Intel’s newest UEFI opening screen reads “Welcome to the Future of BIOS.” That ambitious-sounding statement accompanies menus that primarily focus on pre-programmed overclocking techniques.
Fortunately, a small tab on the top of the above menu switches us to Classic Mode, where we can cover all of the important manual overclock settings within a few pages.
Though it's now more colorful and sports spiffier icons compared to Intel’s previous UEFI, the Performance tab of Classic mode still provides only a few overclock settings, of which Host Clock Frequency is primary.
Even after disabling low power states and setting Processor Idle State to “High”, our CPU would idle down when not loaded. Full load voltage was our biggest problem, though, as the shift from partial to full load caused a voltage spike of around 50 mV, even with Processor VR Droop Control set to “High V-droop”. Things got even worse at lower Vdroop modes, forcing us to use the 1.205 V setting to reach our 1.25V full-load goal.

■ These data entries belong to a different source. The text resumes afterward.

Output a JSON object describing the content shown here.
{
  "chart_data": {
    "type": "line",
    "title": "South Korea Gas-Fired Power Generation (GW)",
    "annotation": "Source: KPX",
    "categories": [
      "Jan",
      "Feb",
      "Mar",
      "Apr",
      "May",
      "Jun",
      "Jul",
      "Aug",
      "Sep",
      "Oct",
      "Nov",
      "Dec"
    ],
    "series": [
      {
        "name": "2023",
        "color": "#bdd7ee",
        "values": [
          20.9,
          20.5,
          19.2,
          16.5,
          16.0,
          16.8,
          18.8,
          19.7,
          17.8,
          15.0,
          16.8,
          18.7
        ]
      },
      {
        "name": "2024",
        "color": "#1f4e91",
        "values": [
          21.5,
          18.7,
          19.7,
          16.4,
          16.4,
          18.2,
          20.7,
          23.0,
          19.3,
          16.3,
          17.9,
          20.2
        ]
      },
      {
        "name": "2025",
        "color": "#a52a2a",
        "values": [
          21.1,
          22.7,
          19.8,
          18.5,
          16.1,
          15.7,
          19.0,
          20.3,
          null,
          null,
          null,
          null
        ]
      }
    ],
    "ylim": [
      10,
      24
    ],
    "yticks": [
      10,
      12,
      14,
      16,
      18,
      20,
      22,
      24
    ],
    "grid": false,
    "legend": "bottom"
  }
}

Our maximum stable CPU clock dropped to 4.64 GHz. Less than 2% behind today’s leader, the compromise appears barely worth mentioning in spite of the time we wasted trying to overcome it.
Intel doesn’t offer automatic settings for individual timings, but gives us the same benefits in a different way. Switching from Auto to Manual modes causes the board to retain SPD values, while switching from an XMP profile to Manual modes causes the board to retain those XMP timings. This allowed us to adjust the memory’s data rate without taking time to manually configure XMP values, though the maximum multiplier supported by this board (DDR3-2400) is actually lower than our memory’s DDR3-2666 rating.
Up to five custom UEFI configurations can be saved as user profiles on the DZ77SL-50K.